Quando escutava até os adversários dizendo que o Brasil jogava por uma bola, dizia: “graças a Deus, ele não está entendendo nada”. Eu acho que 90% das equipes não jogam só de uma maneira, elas intercalam isso durante a partida ou entre um jogo e outro. A grande maioria faz as duas coisas e eu treino as duas coisas.
Importante é alcançar o resultado e da maneira que se tem mais conhecimento e que fica de acordo com o grupo de atletas e a qualidade técnica. Passo aos atletas saber jogar quando o adversário está fechado e quando o adversário te empurra e fornece espaços. Durante o jogo, o atleta escolhe a melhor maneira.
ARBITRAGEM
— Achava que o VAR iria melhorar a arbitragem, porque qualquer lance polêmico poderia ver no vídeo. Eu gostaria de ser assistente hoje. Não levanto a bandeira e deixo correr, depois o vídeo diz se estava regular ou não. O futebol tem muita interpretação, aí assistindo no vídeo todo mundo terá uma visão diferente de cada lance.
Acho que nós treinadores contribuímos muito pouco, realmente a gente reclama demais. É uma questão de impunidade ou não. Melhorou no momento em que os treinadores começaram ser advertidos. Só que pode melhorar mais. Imagina na Série D, que não tem VAR nos dois mata-matas e há um erro de arbitragem. Aquilo muda quem sobe e permanece, isso dói demais nos atletas e comissão.

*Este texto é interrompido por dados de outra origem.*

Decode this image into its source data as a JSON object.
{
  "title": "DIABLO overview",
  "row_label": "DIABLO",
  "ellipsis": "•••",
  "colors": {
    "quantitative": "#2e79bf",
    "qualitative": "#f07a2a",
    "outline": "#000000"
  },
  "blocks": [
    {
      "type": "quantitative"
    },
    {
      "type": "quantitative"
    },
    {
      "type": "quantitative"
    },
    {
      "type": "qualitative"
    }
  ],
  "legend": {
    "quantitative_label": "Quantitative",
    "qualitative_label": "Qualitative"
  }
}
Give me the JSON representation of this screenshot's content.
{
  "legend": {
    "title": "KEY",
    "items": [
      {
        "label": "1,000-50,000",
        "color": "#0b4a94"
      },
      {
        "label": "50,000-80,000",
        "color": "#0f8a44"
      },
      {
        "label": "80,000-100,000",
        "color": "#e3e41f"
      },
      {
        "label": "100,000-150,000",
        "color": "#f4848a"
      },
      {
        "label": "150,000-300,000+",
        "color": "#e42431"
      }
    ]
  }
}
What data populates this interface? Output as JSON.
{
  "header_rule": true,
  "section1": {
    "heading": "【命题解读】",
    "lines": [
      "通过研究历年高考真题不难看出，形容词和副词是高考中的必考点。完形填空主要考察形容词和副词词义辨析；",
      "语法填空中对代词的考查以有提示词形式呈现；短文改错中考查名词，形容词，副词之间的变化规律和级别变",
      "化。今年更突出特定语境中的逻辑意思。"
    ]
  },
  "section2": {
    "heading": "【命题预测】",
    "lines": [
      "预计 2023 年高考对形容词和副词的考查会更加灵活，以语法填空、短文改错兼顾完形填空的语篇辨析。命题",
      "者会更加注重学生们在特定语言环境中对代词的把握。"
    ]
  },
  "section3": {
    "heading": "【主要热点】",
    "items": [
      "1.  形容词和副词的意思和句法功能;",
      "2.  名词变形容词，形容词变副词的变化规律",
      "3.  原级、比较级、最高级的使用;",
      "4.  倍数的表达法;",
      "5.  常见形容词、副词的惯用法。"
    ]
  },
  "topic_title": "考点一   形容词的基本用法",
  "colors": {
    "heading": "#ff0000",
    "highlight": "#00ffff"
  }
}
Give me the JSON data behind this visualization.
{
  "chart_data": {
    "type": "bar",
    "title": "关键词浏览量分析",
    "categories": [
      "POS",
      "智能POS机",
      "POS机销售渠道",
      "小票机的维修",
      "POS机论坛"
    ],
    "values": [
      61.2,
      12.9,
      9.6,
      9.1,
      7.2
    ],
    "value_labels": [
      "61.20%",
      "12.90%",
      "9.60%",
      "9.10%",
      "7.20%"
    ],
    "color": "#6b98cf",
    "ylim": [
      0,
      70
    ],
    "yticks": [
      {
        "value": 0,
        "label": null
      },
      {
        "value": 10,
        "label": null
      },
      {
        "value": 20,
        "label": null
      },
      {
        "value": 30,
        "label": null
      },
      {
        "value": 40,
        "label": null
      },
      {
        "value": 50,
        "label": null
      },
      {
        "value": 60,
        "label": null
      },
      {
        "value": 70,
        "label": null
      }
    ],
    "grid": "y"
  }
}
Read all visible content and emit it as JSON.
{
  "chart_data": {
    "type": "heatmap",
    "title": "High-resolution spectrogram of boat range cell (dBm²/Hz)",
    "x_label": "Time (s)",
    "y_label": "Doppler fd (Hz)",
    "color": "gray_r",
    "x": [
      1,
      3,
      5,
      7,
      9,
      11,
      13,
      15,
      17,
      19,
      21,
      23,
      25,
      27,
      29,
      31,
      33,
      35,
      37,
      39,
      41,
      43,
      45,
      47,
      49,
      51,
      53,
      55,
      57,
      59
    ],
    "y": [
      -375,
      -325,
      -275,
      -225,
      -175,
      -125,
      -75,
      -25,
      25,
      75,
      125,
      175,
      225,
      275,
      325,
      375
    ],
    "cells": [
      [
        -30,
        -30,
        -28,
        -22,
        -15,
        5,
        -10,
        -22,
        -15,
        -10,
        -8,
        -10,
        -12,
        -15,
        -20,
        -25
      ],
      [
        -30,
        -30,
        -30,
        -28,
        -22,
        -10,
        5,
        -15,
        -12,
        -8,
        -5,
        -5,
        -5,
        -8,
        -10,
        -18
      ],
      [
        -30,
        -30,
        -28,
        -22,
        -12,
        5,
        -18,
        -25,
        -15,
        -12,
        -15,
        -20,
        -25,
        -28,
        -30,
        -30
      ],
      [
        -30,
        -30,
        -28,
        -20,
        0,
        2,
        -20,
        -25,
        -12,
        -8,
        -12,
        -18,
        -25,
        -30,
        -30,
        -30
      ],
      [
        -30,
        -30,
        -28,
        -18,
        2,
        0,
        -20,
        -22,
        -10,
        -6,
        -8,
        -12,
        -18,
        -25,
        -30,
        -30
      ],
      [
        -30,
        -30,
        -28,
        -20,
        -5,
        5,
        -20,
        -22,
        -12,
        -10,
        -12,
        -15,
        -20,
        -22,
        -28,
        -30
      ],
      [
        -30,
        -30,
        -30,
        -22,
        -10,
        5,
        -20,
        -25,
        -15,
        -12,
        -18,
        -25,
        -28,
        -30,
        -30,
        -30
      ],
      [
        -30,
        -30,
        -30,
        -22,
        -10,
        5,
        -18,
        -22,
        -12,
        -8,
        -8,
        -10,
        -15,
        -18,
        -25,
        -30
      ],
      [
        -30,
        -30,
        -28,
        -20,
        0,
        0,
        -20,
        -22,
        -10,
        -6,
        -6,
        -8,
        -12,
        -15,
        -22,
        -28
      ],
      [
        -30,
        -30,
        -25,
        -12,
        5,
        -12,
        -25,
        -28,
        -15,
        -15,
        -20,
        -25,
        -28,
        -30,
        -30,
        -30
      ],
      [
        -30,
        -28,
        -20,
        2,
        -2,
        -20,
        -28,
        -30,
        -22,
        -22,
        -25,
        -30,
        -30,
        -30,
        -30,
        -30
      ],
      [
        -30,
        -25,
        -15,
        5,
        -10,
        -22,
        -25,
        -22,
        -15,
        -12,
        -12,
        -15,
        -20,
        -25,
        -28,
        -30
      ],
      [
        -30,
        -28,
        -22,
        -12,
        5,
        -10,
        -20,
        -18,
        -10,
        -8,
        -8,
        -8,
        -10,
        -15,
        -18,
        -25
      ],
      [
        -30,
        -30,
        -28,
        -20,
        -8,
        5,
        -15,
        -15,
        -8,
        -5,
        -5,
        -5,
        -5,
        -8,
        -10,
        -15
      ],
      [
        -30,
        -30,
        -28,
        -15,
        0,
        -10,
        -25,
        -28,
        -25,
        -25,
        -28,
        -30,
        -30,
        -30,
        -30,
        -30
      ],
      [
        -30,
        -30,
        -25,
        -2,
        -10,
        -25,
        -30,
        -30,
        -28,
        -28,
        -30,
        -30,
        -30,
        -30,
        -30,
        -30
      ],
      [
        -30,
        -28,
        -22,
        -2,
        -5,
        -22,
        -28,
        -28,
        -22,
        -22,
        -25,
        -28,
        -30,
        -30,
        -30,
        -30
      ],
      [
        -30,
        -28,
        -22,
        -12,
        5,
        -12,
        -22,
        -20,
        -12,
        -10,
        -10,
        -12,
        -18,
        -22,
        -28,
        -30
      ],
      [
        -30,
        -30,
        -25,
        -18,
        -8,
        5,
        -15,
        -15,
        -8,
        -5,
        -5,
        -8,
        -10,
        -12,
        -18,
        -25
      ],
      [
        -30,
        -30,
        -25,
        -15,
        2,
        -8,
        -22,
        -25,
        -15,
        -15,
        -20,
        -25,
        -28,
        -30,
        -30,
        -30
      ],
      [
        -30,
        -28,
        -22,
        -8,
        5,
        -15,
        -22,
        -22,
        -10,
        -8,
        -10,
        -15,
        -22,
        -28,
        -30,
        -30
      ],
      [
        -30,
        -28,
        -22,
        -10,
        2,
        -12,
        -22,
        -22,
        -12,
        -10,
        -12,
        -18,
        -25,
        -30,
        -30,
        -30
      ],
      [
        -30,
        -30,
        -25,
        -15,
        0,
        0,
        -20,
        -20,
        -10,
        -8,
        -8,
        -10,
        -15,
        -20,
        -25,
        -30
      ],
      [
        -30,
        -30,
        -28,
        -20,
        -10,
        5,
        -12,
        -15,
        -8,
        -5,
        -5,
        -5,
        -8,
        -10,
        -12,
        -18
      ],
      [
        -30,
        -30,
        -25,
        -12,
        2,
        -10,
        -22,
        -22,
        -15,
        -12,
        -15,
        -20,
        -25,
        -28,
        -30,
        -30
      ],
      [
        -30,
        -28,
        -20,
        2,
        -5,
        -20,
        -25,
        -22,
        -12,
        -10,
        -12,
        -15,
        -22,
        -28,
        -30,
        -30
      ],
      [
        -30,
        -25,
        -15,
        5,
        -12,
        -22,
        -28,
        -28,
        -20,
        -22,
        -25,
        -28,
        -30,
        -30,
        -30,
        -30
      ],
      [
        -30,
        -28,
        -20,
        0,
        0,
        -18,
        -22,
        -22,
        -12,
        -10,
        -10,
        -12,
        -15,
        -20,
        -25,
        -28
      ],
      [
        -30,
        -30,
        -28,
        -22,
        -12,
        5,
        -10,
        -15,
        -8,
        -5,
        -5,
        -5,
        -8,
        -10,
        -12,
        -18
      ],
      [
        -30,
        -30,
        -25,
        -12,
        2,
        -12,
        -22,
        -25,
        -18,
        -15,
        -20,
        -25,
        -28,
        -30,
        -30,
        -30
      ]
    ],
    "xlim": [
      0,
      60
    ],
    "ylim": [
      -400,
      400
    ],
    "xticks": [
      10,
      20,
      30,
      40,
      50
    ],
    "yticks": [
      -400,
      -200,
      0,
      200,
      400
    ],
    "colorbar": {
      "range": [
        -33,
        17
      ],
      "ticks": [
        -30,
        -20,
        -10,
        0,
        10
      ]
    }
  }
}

O VAR veio para acabar com essas injustiças, talvez por ser novo a gente precise de tempo para melhorar e ficar mais rápido e certeiro, como está no futebol europeu, essa questão da interpretação.
RESULTADOS E ANÁLISES
— O contrato do treinador não diz que se as coisas não funcionarem vá ficar até o final e nem sempre as coisas correm normalmente. O futebol cobra resultados. Eu separei o mundo em dois grupos: os que analisam o futebol só pelo resultado e os que fingem que não analisam só pelo resultado.